Depuis, le guide Michelin jouit d'une influence majeure dans le secteur de l'hôtellerie-restauration, ce qui ne se fait pas sans controverses. Certains professionnels du milieu l'accusent de coup d'éclat à visées purement commerciales, comme le retrait de la troisième étoile du restaurant "Paul Bocuse" en 2020, qui sonna comme un coup de tonnerre pour la gastronomie lyonnaise et l'art culinaire français dans son ensemble. Pire, certains chefs décident tout simplement d'abandonner leurs étoiles, pour se détacher du guide et ne plus avoir à subir la pression qu'amène cette précieuse distinction.
Il n'en reste pas moins un outil pratique et apprécié par les consommateurs, qui apprécient les retours et les bons conseils du guide, dans une version papier qui se fait plus de plus en plus rare – le record de tirage date de la version 2000 avec ses 880 000 exemplaires, avant une chute dû à l'apparition du numérique – et qui aiment trouver dans ses pages des évaluations désormais variées, allant au-delà de la gastronomie.
De la gastronomie et bien plus encore
Le guide Michelin a su évoluer avec son temps, affrontant une concurrence toujours plus féroce qui l'oblige à se mesurer à des blogueurs s'arrogeant le droit de noter les restaurants, à des guides édités par des indépendants et à des avis en ligne sur les restos devenus sources d'informations pour bien des voyageurs.
Pour ne pas devenir obsolète, le guide rouge a étoffé sa gamme de récompenses en intégrant notamment le "Bib gourmand", décerné aux restaurants offrant un excellent rapport qualité/prix, une étoile verte pour les établissements éco-responsables, ainsi que des prix spéciaux attribués, depuis 2019, à des sommeliers méritants, de jeunes chefs ou encore un service d'accueil irréprochable.
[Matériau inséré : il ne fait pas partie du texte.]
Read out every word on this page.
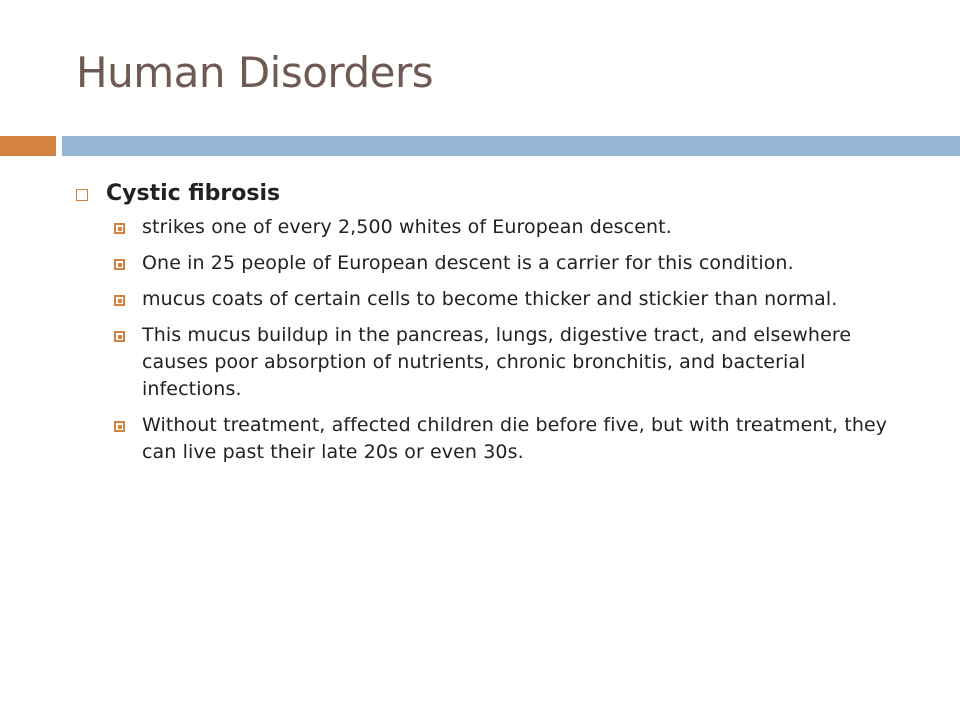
Human Disorders
Cystic fibrosis
strikes one of every 2,500 whites of European descent.
One in 25 people of European descent is a carrier for this condition.
mucus coats of certain cells to become thicker and stickier than normal.
This mucus buildup in the pancreas, lungs, digestive tract, and elsewhere causes poor absorption of nutrients, chronic bronchitis, and bacterial infections.
Without treatment, affected children die before five, but with treatment, they can live past their late 20s or even 30s.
Tout cela en marge des prestigieuses Clefs Michelin qui récompensent les meilleurs hôtels du monde.
Les éditions du guide Michelin gastronomique sont à présent internationales, avec une édition française qui côtoie des guides rouges pour l'Italie, l'Espagne, l'Allemagne et divers pays d'Asie. On peut aussi acquérir les guides verts destinés aux touristes, pour visiter Rome, New-York ou encore le Portugal, en profitant d'une expertise plus que centenaire.